Digger Phelps announced Monday that last night was his finale at ESPN and in TV.
It likely wasn’t his choice. According to sources, Phelps’ contract wasn’t renewed by ESPN.
Phelps, 72, tried to put a positive spin on the situation.
“I spent 20 years at Notre Dame as a coach and now 20 years here at ESPN doing a great job with all you people. And now it’s time for me to move forward, and this will be my last time on TV,” Phelps said.
Phelps added: “It’s been a great run. Twenty years is always my target for everything, and it’s time to move forward.”
However, when I talked to Phelps in November for a column in the Chicago Tribune, he didn’t sound as if he wanted to move forward from ESPN. From the column:
Phelps, though, has no intention of stopping. Even though he doesn’t like that college basketball has turned into a 3-point shooting contest, he still loves getting to dissect the big moments at the end of the games.
After all these years, Phelps still is a showman at heart. He pulls out a green highlighter and holds it up against the green tie he is wearing. Somewhere along the way, the matching highlighter-tie combination “became my M.O.,” much like the green carnation he wore as coach of the Irish.
“Everywhere I go, people say, ‘Where’s your highlighter?'” Phelps said.
Phelps appears to be having too much fun to think about retiring. His work at ESPN takes him to college campuses throughout the country. That’s where he truly is in his element.
“I’ve lived at Notre Dame for 42 years,” Phelps said. “I still go to the dorms and speak just like I did 40 years ago. People say, ‘Why are you still living (in South Bend)?’ Well, I’m not a Florida guy. I’m not a Palm Springs guy. I’m a campus guy.”
Listen, 20 years is an eternity in TV. Phelps did well to last that long at ESPN.
In this business, new executives come in and want to leave their mark. Changes get made all the time, and Phelps’ number might have come up.
However, given what happened to Brent Musburger, who at 74 got moved over from the being the main voice of college football on ESPN to a lower profile role as lead play-by-play man for the new SEC Network, and now with Phelps, it does beg the question of whether the network is looking to get younger?
I have been told not to read anything into the moves involving Musburger and Phelps. It is “timing” as much as anything else.
For my piece on USA Today on 70-year-old announcers still going strong, John Wildhack, ESPN’s executive vice-president for programming and production, said of the age issue:
“We always want to improve and get better,” Wildhack said. “It’s never been a case of, ‘We’ve got to bring in so-and-so to get younger.’ We’re looking to have a mixture of great veterans and young people who have the potential to grow.”
As I said, people in this business, young and old, get shifted and/or moved out all the time. Still, the “timing” is interesting.
As for the old Notre Dame coach, congratulations on a fine run at ESPN. He was a valuable asset to the network’s college basketball coverage.

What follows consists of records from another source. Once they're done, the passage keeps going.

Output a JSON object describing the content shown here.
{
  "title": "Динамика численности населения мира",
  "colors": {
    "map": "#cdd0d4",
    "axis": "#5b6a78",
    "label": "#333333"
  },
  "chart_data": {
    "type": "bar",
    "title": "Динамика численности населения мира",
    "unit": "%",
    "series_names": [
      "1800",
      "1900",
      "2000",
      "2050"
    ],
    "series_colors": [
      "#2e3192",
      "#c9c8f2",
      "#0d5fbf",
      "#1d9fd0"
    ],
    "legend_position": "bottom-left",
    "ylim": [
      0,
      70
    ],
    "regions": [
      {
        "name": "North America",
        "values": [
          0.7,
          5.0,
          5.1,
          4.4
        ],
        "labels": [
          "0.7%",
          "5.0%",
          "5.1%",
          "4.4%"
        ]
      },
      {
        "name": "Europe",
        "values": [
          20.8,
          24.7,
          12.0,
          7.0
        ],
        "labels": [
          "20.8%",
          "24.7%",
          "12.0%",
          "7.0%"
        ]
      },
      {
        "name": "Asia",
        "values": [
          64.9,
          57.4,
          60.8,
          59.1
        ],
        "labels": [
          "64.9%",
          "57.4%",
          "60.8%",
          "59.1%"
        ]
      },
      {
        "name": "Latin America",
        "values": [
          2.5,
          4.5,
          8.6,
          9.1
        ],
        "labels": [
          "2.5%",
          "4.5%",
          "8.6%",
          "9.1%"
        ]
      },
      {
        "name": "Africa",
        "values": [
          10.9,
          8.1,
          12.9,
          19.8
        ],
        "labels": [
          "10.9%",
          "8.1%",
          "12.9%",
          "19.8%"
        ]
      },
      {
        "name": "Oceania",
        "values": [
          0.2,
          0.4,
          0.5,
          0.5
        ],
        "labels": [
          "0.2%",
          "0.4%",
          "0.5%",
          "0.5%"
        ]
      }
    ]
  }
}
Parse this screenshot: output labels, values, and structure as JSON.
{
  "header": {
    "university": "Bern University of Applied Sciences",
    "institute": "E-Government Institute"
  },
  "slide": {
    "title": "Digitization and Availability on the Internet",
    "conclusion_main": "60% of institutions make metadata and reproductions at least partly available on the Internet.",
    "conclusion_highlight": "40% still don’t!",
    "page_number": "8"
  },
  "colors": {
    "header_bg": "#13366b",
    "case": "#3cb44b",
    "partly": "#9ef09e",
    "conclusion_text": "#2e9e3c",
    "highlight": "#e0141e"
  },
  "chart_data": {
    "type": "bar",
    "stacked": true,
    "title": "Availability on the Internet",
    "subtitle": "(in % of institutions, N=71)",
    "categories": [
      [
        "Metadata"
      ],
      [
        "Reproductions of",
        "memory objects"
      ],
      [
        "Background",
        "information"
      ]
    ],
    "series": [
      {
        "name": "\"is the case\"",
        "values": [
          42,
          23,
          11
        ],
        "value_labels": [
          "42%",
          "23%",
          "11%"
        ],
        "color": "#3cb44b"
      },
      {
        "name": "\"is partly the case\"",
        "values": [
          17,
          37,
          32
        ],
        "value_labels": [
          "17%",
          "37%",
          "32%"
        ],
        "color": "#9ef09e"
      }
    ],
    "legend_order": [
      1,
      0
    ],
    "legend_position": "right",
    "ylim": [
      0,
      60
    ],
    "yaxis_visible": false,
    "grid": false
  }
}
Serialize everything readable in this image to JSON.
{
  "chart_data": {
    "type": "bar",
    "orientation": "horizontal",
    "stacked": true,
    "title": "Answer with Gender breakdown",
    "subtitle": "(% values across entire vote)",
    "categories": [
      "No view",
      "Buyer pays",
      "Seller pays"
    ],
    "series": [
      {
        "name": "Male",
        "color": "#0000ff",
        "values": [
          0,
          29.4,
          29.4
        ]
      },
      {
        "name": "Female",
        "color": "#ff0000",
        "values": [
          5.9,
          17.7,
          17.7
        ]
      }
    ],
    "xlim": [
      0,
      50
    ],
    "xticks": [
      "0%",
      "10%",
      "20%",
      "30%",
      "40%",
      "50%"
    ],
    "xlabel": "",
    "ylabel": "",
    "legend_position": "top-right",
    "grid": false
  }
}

And don’t be so sure you have seen the last on Phelps on TV. Once a showman, always a showman.
CSN Chicago should jump on him…
I appreciate, at times, what Digger brought to the table although he was a little arrogant for my taste especially for a coach who never won anything of consequence during his years on the bench.
Wish him well though.
Digger’s a good guy and a natural showman. Met him at a coaching clinic when he first came to Notre Dame and watched his practice at the ACC Auxiliary gym. Sorry to see him go, but getting old isn’t for sissies or national TV.